The authors of the study see several possible reasons why the differences between the grade and the tested skills are so serious:

  • Different requirements: The grade measures the extent to which the student has met the requirements in class and in exams. These requirements, as well as learning and examination content, can vary from teacher to teacher, but also from school to school or between federal states.

  • Individual factors: The authors refer to past studies that show that certain personality traits of students such as conscientiousness or hard work can sometimes even have a greater influence on a school grade than the actual measured performance.

  • Consideration of the students' individual developments: The grade is awarded in comparison to current and previous performance - and not based on a standardized assessment standard or an objectively measurable learning goal.

  • Consideration of class performance: The student is evaluated based on the level of performance in the class. "This implies that students with identical performance in a low-performing class receive better grades than in a high-performing class."

  • Requirements from the federal states: For example, the Berlin School Act describes that individual development processes must also be taken into account when assessing performance, while corresponding specifications cannot be found in the grading regulations in Baden-Württemberg, according to the paper.

  • Judgment error: The grade does not reflect the “true performance,” as the paper states, but rather the “teacher’s performance assessment.” Here too, there may be deviations. The entire process of grading is “prone to errors of observation and judgment.”

Finally, the authors discuss the question of whether full comparability of school grades would make sense at all.

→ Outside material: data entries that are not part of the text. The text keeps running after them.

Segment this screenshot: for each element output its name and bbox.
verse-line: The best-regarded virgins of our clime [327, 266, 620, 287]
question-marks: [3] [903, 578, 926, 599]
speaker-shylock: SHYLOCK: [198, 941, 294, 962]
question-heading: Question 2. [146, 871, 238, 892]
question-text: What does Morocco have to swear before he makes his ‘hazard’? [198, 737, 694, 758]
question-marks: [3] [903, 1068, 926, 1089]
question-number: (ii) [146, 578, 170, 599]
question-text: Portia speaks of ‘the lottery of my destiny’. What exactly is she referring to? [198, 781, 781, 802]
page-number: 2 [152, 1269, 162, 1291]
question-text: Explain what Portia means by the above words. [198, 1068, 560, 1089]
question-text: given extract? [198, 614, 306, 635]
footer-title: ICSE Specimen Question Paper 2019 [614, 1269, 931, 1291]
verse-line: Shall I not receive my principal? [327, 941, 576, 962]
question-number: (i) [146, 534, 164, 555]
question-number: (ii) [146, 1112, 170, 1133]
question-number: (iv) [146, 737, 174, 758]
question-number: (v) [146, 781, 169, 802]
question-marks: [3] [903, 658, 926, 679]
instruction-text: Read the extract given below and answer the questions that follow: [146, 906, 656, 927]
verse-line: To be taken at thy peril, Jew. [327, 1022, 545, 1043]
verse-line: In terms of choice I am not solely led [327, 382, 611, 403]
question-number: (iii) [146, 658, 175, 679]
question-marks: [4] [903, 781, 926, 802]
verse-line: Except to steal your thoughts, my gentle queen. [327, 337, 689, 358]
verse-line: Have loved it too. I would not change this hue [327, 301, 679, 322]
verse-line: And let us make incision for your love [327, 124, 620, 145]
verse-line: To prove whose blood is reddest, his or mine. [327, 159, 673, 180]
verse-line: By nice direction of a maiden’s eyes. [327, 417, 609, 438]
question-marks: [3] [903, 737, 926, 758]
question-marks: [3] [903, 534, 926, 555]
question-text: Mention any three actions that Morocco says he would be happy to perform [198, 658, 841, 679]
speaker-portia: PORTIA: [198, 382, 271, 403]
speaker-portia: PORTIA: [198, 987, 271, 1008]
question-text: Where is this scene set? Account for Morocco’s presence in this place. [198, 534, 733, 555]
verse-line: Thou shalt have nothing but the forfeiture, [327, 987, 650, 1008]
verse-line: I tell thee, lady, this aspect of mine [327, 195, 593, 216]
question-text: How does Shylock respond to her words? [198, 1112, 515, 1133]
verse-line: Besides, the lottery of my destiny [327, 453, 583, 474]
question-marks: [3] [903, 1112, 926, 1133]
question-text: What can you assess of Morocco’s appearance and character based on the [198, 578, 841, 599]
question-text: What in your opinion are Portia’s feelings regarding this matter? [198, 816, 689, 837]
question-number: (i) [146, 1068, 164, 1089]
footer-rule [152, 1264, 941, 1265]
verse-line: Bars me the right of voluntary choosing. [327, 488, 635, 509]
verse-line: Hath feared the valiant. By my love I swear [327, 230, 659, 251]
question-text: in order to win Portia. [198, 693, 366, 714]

If grades were primarily used for micro-management within the class, for example to give students feedback on their efforts and to motivate them, nationwide comparability would not be necessary.

Impetus for debate about the meaning of school grades

The researchers rate the attempt to make grades completely comparable and eliminate all uncertainty factors as “hardly possible in practice”. One solution could be standardized performance tests that replace grades “at important points.”

more on the subject

  • School of the future: Are grades dispensable? And if so, in which subjects? By Silke Fokken and Armin Himmelrath

  • Grade inflation: high school diploma? Certificate of participation is enough!The SPIEGEL editorial by Miriam Olbrisch

  • Suggestions for education reform: The Left wants to abolish homework, grades and sitting

The study is likely to give new fodder to the debate about the need for school grades. Some education experts have long been arguing for the fundamental abolition of school grades.